二人は家に向かって歩いていった、そして家まであと少しのたまたま周りの民家の死角になる場所で。
いきなり左から何かが出て来た、その何かは二人に襲い掛かって来る様に見えた。それでだった。
奈緒は咄嗟にだ、その襲い掛かってきた何かにだ。自分から向かっていって。
相手が襲い掛かろうとしているその動きの力を利用してその服を掴み。
自ら背中から倒れ一気にだった、相手を巴投げにしてしまった。
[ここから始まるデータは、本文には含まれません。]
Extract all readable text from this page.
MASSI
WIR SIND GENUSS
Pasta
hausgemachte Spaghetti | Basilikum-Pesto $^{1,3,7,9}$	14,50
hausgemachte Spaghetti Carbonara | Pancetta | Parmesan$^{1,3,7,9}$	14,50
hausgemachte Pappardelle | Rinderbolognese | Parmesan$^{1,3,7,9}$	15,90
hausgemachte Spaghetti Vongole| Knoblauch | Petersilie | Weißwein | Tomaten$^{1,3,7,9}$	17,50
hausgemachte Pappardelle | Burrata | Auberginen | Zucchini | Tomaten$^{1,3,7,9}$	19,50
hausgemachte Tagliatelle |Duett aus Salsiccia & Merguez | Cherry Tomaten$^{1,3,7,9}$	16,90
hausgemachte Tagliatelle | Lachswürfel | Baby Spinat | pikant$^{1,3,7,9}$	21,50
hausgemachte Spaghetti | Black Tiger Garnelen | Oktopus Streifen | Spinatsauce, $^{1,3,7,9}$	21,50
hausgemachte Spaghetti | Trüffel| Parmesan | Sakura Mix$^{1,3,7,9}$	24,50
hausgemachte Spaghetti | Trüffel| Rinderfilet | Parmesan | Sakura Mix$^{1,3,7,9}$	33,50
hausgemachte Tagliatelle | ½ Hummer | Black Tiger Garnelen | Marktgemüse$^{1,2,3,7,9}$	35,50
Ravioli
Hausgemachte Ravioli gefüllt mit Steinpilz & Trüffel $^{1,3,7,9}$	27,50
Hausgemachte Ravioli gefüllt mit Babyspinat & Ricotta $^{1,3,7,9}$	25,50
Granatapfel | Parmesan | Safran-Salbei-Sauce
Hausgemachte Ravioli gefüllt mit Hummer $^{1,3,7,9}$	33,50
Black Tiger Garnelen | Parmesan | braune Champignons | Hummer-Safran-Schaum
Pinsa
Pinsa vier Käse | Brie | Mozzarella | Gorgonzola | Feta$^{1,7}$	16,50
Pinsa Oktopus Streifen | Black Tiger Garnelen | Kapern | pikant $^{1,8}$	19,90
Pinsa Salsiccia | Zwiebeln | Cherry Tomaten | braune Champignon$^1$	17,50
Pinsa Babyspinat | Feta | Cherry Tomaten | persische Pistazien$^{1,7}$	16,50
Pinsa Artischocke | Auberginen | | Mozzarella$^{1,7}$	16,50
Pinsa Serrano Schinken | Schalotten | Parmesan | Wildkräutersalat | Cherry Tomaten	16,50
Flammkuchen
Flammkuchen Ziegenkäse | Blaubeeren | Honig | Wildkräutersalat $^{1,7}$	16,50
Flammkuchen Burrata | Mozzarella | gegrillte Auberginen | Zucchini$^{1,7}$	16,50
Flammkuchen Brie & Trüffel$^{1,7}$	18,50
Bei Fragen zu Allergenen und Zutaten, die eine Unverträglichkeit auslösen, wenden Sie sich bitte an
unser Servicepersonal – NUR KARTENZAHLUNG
そうしてからだった。
奈緒は立ち上がって晶子に言った。
「いきなり出て来たけれど」
「咄嗟に投げたわね」
「ええ、けれどね」
「襲い掛かろうとしてたから」
「悪戯でも正当防衛で通じるわね」
奈緒は投げてからだがそれでも言った。
「そうよね」
「今の状況だったら大丈夫だと思うけれど」
晶子は娘に考える顔で答えた。
「また豪快に投げたわね」
「実は巴投げ得意なの」
「それで使ったの」
「ええ、ただ投げたのが畳の上じゃないから」
アスファルトの上だからとだ、奈緒はこのことを心配していた。
「ちょっと以上のダメージじゃないけれどね」
「死ぬかしら」
「基本柔道の技は畳の上でないと使ったら駄目なの」
理由は簡単で危険だからだ、ただし奈良県の中学校では教師が受け身すら知らない生徒を床の上で背負い投げにすることがありこれが犯罪にもならずまかり通る。
「けれど今は仕方ないわね」
「そうよね、襲い掛かってきた様に見えたから」
「仕方ないわ」
二人で奈緒の今の行為について納得する為に話した、そのうえで投げた相手を見たがその相手はというと。
着ているものは青い着物に水色の脚絆、顔は異常に大きく夜でもわかる位に真っ赤な顔だ。しかも額には角がある。
その外見を見てだ、奈緒はすぐに言った。投げられて仰向けにのびてしまっているので近寄っても大丈夫だった。
「人間じゃないわよね」
「妖怪?」
晶子もそののびている相手を見て言った。
「これは」
「どう見てもそうよね」
「ええ、妖怪が出るって噂があったけrど」
「本当にそうだったみたいね」
「そうね」
「うう・・・・・・」
ここでその投げられた妖怪も呻きつつ意識を回復させた。そうして目を開けて二人に言ってきた。